In considering these factors in the light most favorable to appellant, it does not appear that reasonable minds could only conclude that the balance weighs in favor of Hamilton. Long-term, unprotected exposure to asbestos dust is dangerous and can result in early death. It is argued that no warning was issued by Hamilton to Wheeling-Pitt. Even if Hamilton did warn Wheeling-Pitt, Hamilton could have noticed, as it regularly toured the plant, that Wheeling-Pitt was not implementing plans for asbestos protection and thus was not a reliable conduit of information. Furthermore, the burden on Hamilton to attempt to warn the users was not so obviously impracticable that summary judgment must be rendered as a matter or law.

We prefer to liken the case at hand to Adkins v. GAF Corp. (C.A. 6, 1991), 923 F.2d 1225. In Adkins, asbestos was supplied to a plant in bags. No warning was provided to the plant or to the plant's employees. Id. at 1228. After being sued by a plant employee for failure to warn, the supplier argued that the plant was a sophisticated purchaser upon which the supplier could rely to warn the employees. The court stated that the question of whether reliance on the plant was reasonable involves a fact-specific evaluation. The court emphasized that the bags of asbestos were ideal spots for warning labels. The court also pointed out that the supplier's sales personnel were familiar with the plant's operations and thus were aware of the plant's procedures, or lack thereof, for handling asbestos. Any negligence of the plant for failing to warn its employees was held to be foreseeable by the supplier. Id. at 1231. See, also, Steinke v.Koch Fuels, Inc. (1992), 78 Ohio App.3d 791 where the Tenth Appellate District viewed the aforementioned factors and reversed summary judgment stating that the defendant bulk fuel supplier did not reasonably rely on ODOT as a knowledgeable purchaser to warn its employees of the dangers of explosions.

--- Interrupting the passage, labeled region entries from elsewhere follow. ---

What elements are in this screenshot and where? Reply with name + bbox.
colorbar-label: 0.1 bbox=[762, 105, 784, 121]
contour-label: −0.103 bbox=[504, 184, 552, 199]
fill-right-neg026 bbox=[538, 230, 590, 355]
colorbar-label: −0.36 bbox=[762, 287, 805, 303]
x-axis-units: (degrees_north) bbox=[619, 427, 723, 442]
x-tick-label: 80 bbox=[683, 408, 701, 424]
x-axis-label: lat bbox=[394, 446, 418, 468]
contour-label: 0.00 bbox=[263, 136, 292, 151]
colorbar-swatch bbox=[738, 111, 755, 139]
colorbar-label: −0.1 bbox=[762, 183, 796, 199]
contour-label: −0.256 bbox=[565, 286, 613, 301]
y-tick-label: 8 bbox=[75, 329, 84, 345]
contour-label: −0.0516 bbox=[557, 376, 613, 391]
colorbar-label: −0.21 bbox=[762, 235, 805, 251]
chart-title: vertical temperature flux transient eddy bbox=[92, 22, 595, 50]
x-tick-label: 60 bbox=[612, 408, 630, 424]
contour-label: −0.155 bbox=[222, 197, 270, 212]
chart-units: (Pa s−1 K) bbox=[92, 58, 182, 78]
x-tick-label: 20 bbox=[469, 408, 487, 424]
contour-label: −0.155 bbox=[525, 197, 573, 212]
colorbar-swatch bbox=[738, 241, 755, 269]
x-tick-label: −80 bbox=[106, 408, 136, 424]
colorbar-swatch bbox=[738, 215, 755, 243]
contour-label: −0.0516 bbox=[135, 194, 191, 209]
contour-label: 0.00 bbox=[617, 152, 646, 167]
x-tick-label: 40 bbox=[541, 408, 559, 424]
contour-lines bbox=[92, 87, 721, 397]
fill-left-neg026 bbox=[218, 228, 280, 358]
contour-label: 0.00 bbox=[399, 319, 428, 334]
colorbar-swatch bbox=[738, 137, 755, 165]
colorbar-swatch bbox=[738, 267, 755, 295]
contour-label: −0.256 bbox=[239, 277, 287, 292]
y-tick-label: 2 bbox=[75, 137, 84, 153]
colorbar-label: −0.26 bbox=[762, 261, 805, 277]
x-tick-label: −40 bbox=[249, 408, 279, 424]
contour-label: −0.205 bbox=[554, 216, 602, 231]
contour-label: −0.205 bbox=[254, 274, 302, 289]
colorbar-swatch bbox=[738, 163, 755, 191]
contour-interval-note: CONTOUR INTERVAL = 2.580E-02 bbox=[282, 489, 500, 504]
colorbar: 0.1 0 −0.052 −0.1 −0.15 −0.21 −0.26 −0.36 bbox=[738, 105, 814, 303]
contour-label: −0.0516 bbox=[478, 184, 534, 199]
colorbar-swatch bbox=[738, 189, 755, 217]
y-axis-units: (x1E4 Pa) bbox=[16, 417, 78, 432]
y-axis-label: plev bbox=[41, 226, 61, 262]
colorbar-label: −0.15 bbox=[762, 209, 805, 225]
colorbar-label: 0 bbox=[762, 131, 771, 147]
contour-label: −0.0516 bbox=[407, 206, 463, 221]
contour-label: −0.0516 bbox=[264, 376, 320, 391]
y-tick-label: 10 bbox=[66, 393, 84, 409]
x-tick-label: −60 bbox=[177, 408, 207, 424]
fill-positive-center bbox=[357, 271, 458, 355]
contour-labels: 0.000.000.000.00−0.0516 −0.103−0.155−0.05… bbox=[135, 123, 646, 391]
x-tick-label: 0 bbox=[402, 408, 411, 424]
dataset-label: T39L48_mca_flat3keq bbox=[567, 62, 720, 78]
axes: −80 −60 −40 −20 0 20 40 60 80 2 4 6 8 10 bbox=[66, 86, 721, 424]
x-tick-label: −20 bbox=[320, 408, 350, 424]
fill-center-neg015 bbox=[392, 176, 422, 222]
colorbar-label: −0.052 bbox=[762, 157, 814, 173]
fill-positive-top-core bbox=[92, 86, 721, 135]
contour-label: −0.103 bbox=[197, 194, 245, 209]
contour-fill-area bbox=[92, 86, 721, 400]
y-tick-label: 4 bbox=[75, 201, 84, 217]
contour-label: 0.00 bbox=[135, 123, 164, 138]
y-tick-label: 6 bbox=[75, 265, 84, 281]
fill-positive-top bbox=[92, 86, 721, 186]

For all of the foregoing reasons, summary judgment was improvidently granted. Accordingly, the trial court's judgment is reversed and the cause remanded to the trial court for further proceedings consistent with this court's opinion and according to law.

Donofrio, J., concurs, Waite, J., concurs.

_________________________ JOSEPH J. VUKOVICH, JUDGE

1 Appellant also pled a strict liability cause of action; however, appellant does not appeal the grant of summary judgment as to the strict liability claim.

2 The summary judgment became a final appealable order in May 1999 when the trial court added Civ.R. 54 (B) language.